Jakarta, CNBC Indonesia – Otoritas Jasa Keuangan (OJK) mencatat industri pinjaman online (pinjol) fintech P2P lending rugi sepanjang Januari-Maret 2024, berbalik dari raupan laba tahun lalu. Per Maret 2024, rugi setelah pajak P2P lending mencapai Rp 27,32 miliar, turun dari Januari-Februari, yakni rugi Rp 97,56 miliar dan Rp 135,61 miliar.

Menurunnya kinerja industri tersebut dapat menjadi “alarm” bagi perbankan yang menyalurkan kredit atau channeling lewat pinjol. Seperti diketahui, saat ini banyak bank terutama bank digital yang menjadi kreditur fintech melalui channeling.

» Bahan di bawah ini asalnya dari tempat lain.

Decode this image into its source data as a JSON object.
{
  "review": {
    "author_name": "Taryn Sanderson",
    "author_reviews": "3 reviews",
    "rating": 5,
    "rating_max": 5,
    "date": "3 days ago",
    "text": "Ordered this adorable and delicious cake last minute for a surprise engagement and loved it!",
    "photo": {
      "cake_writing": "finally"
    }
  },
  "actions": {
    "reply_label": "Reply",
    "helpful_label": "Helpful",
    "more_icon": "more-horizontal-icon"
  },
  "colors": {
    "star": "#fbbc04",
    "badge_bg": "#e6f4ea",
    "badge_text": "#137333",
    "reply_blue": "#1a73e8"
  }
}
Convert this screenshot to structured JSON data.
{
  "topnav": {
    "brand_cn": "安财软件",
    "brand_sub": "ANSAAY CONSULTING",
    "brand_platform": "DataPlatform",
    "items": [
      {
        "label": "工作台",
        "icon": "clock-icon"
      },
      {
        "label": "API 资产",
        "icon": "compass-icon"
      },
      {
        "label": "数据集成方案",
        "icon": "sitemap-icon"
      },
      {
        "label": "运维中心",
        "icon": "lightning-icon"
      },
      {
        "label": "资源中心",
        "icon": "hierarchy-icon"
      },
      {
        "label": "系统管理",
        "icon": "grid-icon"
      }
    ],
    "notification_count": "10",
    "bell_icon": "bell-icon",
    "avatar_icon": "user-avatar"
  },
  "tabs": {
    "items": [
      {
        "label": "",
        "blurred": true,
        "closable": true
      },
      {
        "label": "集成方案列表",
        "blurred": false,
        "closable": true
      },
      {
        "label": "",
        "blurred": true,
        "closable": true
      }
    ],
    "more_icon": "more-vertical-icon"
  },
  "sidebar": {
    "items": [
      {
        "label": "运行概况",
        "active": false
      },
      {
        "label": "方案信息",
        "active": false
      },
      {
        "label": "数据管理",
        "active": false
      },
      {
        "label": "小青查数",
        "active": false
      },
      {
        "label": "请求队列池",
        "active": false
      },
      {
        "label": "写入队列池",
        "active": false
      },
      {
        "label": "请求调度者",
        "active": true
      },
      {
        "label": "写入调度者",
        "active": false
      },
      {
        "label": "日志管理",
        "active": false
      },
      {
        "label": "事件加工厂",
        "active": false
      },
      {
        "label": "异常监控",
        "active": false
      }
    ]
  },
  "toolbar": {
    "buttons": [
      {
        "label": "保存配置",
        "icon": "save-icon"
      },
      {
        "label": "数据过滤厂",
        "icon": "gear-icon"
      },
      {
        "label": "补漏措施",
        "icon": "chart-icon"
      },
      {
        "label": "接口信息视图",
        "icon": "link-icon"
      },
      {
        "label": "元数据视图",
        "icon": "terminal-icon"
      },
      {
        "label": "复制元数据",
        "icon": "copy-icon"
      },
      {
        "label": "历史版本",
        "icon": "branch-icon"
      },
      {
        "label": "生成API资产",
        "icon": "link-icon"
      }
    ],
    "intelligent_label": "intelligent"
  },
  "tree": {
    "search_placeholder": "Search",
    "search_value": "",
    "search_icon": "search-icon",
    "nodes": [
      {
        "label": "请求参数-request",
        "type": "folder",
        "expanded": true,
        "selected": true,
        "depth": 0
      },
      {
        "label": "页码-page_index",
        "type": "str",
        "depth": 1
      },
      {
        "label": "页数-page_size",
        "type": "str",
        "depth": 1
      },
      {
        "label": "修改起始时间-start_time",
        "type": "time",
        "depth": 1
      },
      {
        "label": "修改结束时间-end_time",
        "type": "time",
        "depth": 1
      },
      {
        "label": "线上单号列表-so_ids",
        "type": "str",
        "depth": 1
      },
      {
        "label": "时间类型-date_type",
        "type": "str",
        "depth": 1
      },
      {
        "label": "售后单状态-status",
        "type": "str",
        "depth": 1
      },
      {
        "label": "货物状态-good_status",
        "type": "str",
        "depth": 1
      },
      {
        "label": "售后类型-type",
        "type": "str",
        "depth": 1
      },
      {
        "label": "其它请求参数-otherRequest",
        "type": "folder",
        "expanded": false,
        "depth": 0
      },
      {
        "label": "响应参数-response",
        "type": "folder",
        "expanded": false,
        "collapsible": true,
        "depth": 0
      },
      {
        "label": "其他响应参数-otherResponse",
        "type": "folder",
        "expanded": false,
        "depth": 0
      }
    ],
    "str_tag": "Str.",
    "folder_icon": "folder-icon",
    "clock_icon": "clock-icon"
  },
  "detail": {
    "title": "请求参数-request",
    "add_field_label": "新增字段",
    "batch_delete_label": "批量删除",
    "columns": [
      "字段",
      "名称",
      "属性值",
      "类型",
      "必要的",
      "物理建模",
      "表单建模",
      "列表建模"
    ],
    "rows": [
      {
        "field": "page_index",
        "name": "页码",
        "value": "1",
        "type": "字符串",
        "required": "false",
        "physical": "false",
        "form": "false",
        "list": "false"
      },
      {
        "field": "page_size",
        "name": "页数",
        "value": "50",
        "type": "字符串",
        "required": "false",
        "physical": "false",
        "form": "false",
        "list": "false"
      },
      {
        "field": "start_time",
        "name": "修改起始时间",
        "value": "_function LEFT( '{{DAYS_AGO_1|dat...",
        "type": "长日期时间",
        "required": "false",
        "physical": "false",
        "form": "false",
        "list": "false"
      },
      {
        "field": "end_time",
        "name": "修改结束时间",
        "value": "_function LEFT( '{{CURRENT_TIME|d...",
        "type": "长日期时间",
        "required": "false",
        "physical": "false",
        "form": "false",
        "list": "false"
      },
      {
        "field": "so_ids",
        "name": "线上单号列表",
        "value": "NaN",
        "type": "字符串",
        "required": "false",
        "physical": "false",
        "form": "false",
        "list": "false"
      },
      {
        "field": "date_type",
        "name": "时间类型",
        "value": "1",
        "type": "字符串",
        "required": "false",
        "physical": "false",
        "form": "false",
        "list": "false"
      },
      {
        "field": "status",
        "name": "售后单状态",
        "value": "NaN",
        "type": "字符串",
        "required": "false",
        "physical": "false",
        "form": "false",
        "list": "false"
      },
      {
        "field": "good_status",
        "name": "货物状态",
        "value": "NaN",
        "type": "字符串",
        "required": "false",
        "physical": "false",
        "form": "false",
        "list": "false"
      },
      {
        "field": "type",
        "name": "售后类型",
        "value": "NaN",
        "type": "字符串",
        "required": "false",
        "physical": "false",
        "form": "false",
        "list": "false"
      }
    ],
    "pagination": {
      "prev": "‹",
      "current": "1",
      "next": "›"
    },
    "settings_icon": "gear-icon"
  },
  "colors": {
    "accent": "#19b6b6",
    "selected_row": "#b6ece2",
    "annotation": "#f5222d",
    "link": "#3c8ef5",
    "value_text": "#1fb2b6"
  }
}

Sebelumnya pada bulan Februari, marak fintech gagal bayar. OJK lantas meminta perbankan untuk berhati-hati dalam penyaluran kredit kepada financial technology (fintech). Kepala Pengawas Perbankan OJK Dian Ediana Rae mengatakan pihaknya secara proaktif mengawasi tren fintech terutama pembiayaan melalui skema channelling oleh bank, termasuk bank digital.

Fokus pengawasan mencakup analisis risiko dan evaluasi eksposur bank untuk memastikan praktik manajemen risiko yang baik serta kecukupan pencadangan.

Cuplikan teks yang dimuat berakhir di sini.